Constitutive Activation of Smoothened (SMO) Enhances MMTV-c-ErbB2-Induced, but Not MMTV-Wnt1-Induced, Mammary Tumorigenesis.

Abstract

Abstract Background. Smoothened (Smo) is a key effector protein in the hedgehog signaling pathway, a developmental pathway involved in the regulation of pattern formation, proliferation, cell fate, and stem/progenitor cell function in the mammary gland. In human clinical samples, altered hedgehog signaling occurs early in breast cancer development with SMO ectopically expressed in 70% of DCIS and 30% of IBC. Coupled with our genetic studies in mice, these clinical observations suggest a causal or contributory role in breast cancer.Materials and Methods. To determine whether activation of SMO is oncogenic in the mammary gland, and to study possible interactions between hedgehog signaling and other oncogenic signaling pathways, we crossed transgenic mice expressing a constitutively active form of Smo (SmoM2) under the Mouse Mammary Tumor Virus promoter (MMTV-SmoM2) with mice expressing either MMTV-Wnt1 or MMTV-c-ErbB2. Time to tumor onset, tumor growth, and tumor multiplicity were measured, and resulting tumors evaluated histologically.Results.
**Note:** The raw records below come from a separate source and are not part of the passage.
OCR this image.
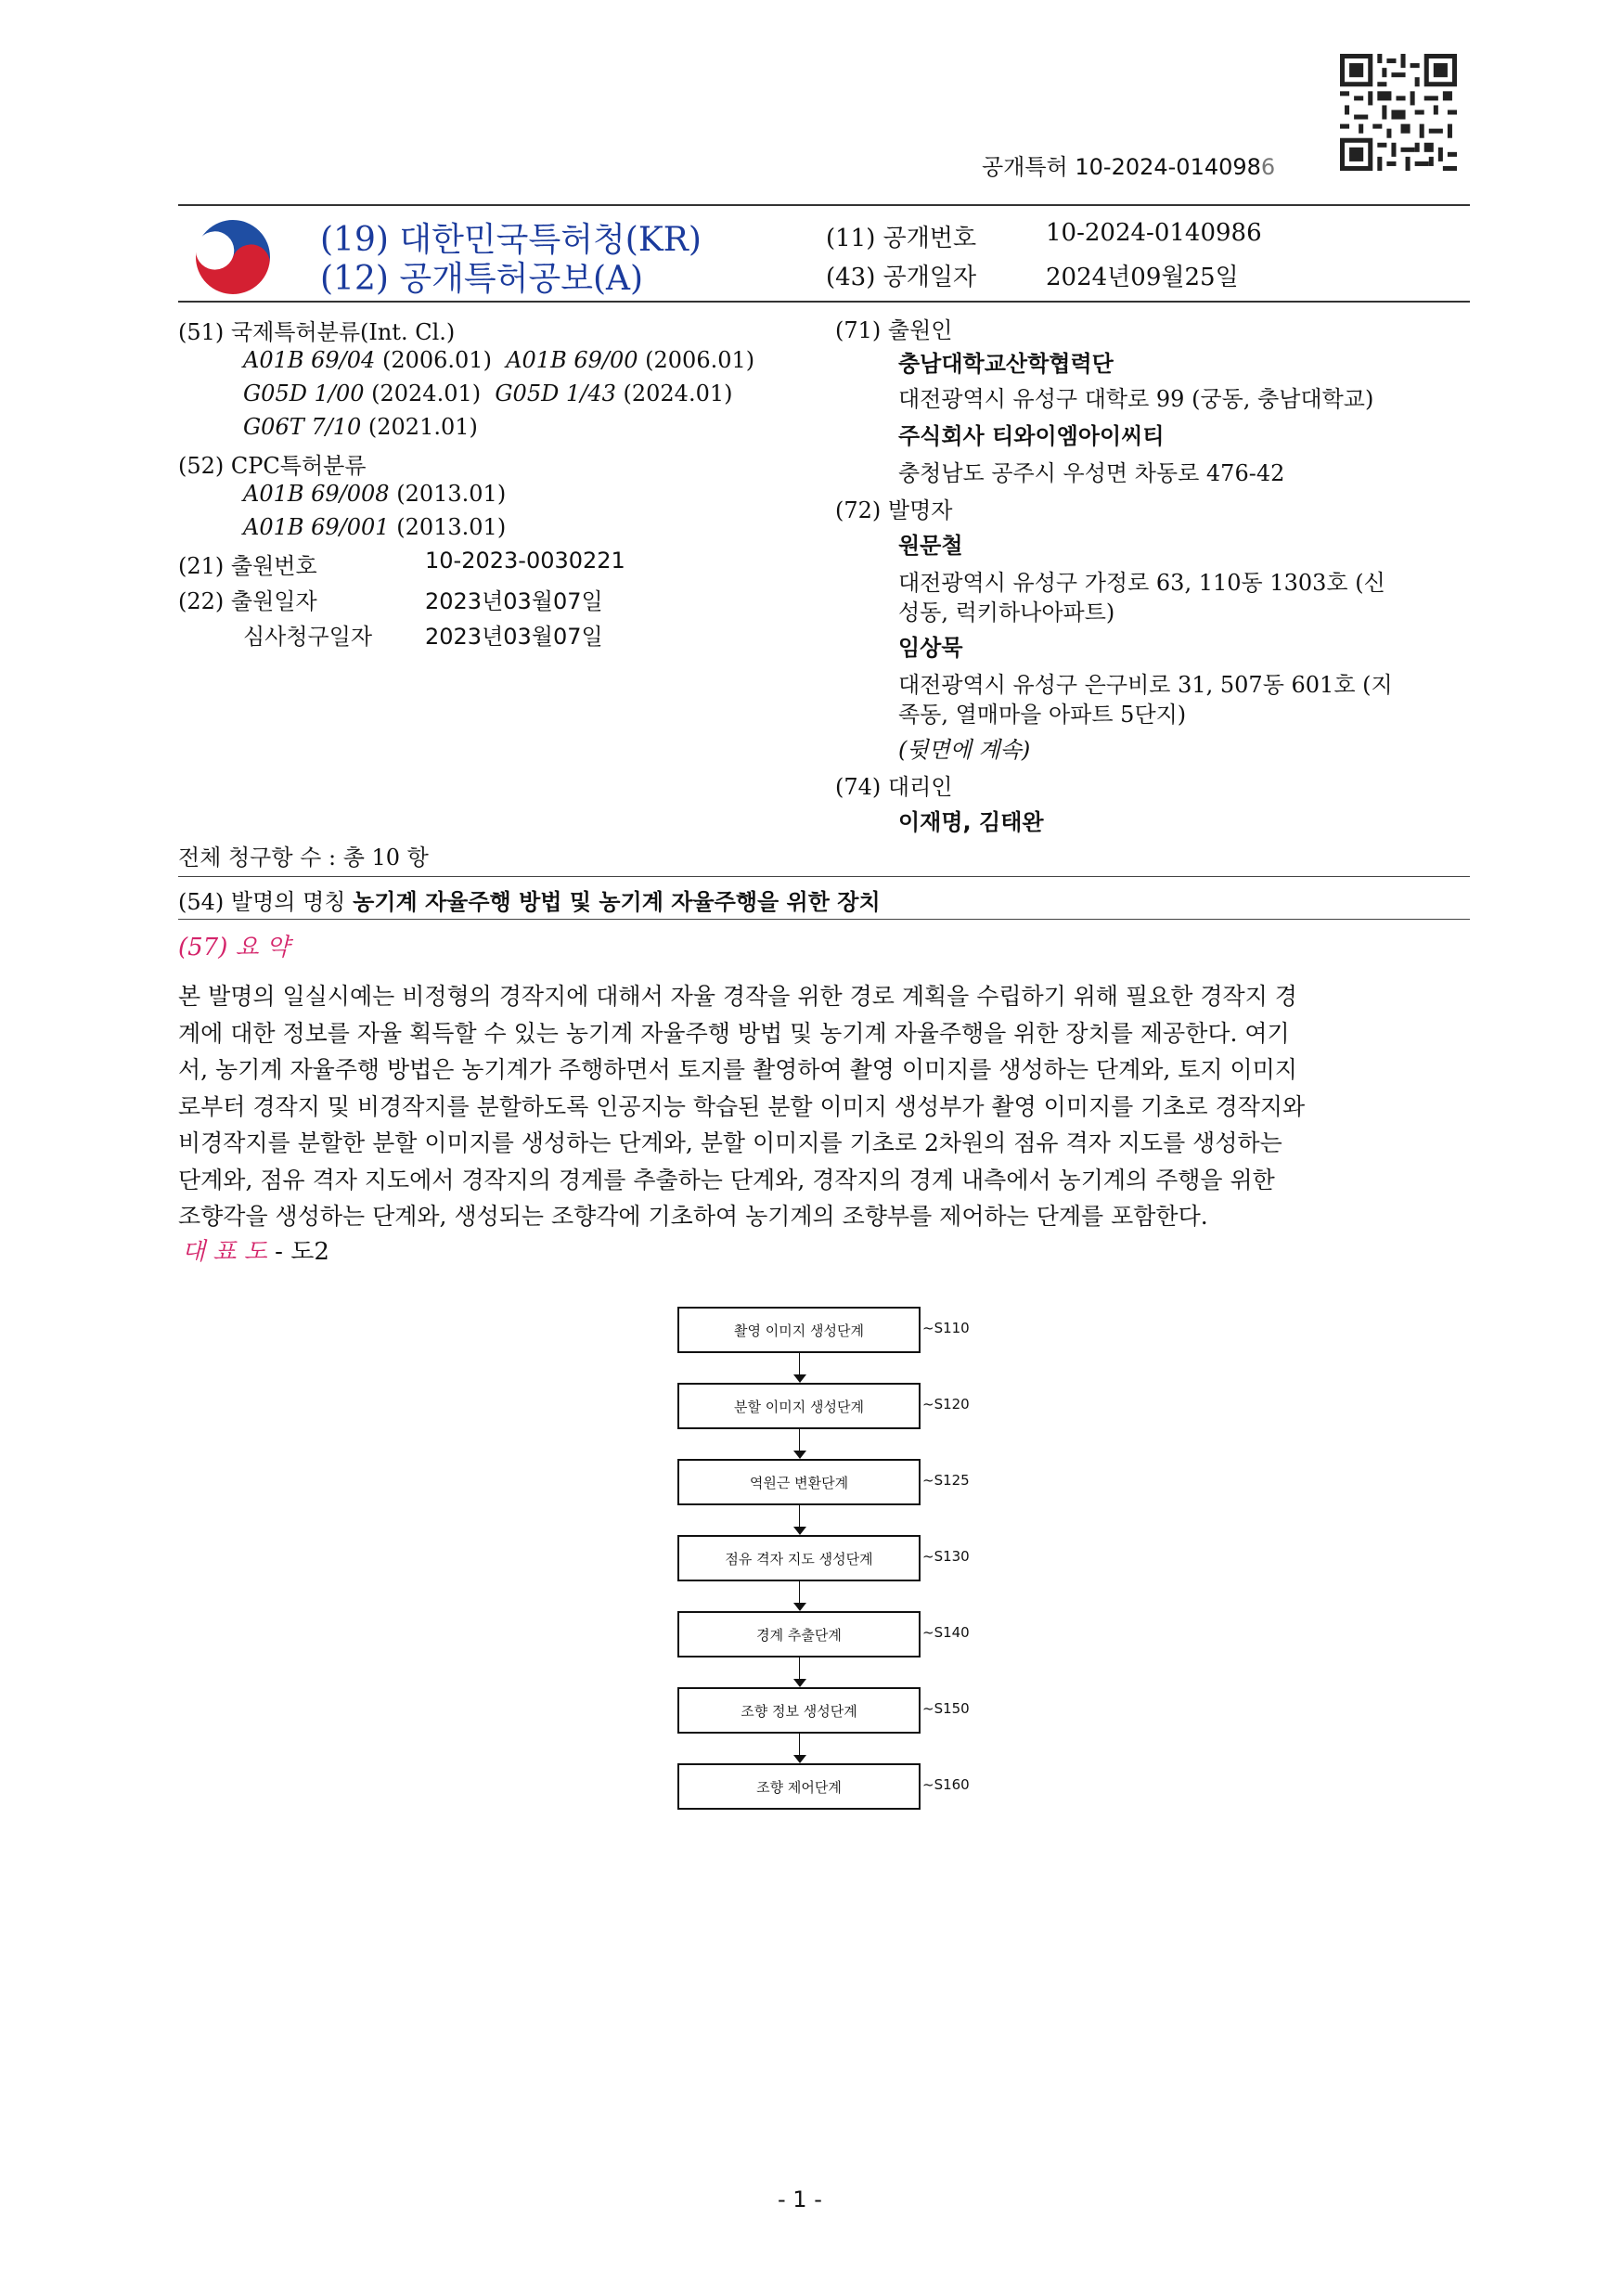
공개특허 10-2024-0140986
(19) 대한민국특허청(KR)
(12) 공개특허공보(A)
(11) 공개번호	10-2024-0140986
(43) 공개일자	2024년09월25일
(51) 국제특허분류(Int. Cl.)
A01B 69/04 (2006.01) A01B 69/00 (2006.01)
G05D 1/00 (2024.01) G05D 1/43 (2024.01)
G06T 7/10 (2021.01)
(52) CPC특허분류
A01B 69/008 (2013.01)
A01B 69/001 (2013.01)
(21) 출원번호	10-2023-0030221
(22) 출원일자	2023년03월07일
심사청구일자 2023년03월07일
(71) 출원인
충남대학교산학협력단
대전광역시 유성구 대학로 99 (궁동, 충남대학교)
주식회사 티와이엠아이씨티
충청남도 공주시 우성면 차동로 476-42
(72) 발명자
원문철
대전광역시 유성구 가정로 63, 110동 1303호 (신
성동, 럭키하나아파트)
임상묵
대전광역시 유성구 은구비로 31, 507동 601호 (지
족동, 열매마을 아파트 5단지)
(뒷면에 계속)
(74) 대리인
이재명, 김태완
전체 청구항 수 : 총 10 항
(54) 발명의 명칭 농기계 자율주행 방법 및 농기계 자율주행을 위한 장치
(57) 요 약
본 발명의 일실시예는 비정형의 경작지에 대해서 자율 경작을 위한 경로 계획을 수립하기 위해 필요한 경작지 경
계에 대한 정보를 자율 획득할 수 있는 농기계 자율주행 방법 및 농기계 자율주행을 위한 장치를 제공한다. 여기
서, 농기계 자율주행 방법은 농기계가 주행하면서 토지를 촬영하여 촬영 이미지를 생성하는 단계와, 토지 이미지
로부터 경작지 및 비경작지를 분할하도록 인공지능 학습된 분할 이미지 생성부가 촬영 이미지를 기초로 경작지와
비경작지를 분할한 분할 이미지를 생성하는 단계와, 분할 이미지를 기초로 2차원의 점유 격자 지도를 생성하는
단계와, 점유 격자 지도에서 경작지의 경계를 추출하는 단계와, 경작지의 경계 내측에서 농기계의 주행을 위한
조향각을 생성하는 단계와, 생성되는 조향각에 기초하여 농기계의 조향부를 제어하는 단계를 포함한다.
대 표 도 - 도2
촬영 이미지 생성단계	~S110
분할 이미지 생성단계	~S120
역원근 변환단계	~S125
점유 격자 지도 생성단계	~S130
경계 추출단계	~S140
조향 정보 생성단계	~S150
조향 제어단계	~S160
- 1 -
Expression of MMTV-SmoM2 was not oncogenic as a single genetic alteration. In genetic crosses, simultaneous expression of MMTV-Wnt1 and MMTV-SmoM2 within mammary epithelium did not affect tumor formation. However, simultaneous expression of MMTV-c-ErbB2 and MMTV-SmoM2 resulted in significantly accelerated median time to tumor formation, with an overall tumor formation rate of 100% compared to MMTV-c-ErbB2 alone (74%).Discussion. Activated SMO is not oncogenic under the conditions tested. However, MMTV-SmoM2 interacts genetically with MMTV-c-ErbB2, but not MMTV-Wnt1 to promote mammary tumorigenesis. Together, our data indicate a contributory role for Smo in breast cancer progression and suggest that hedgehog signaling inhibitors may be useful for treatment of a subset of human breast cancers. Citation Information: Cancer Res 2009;69(24 Suppl):Abstract nr 3152.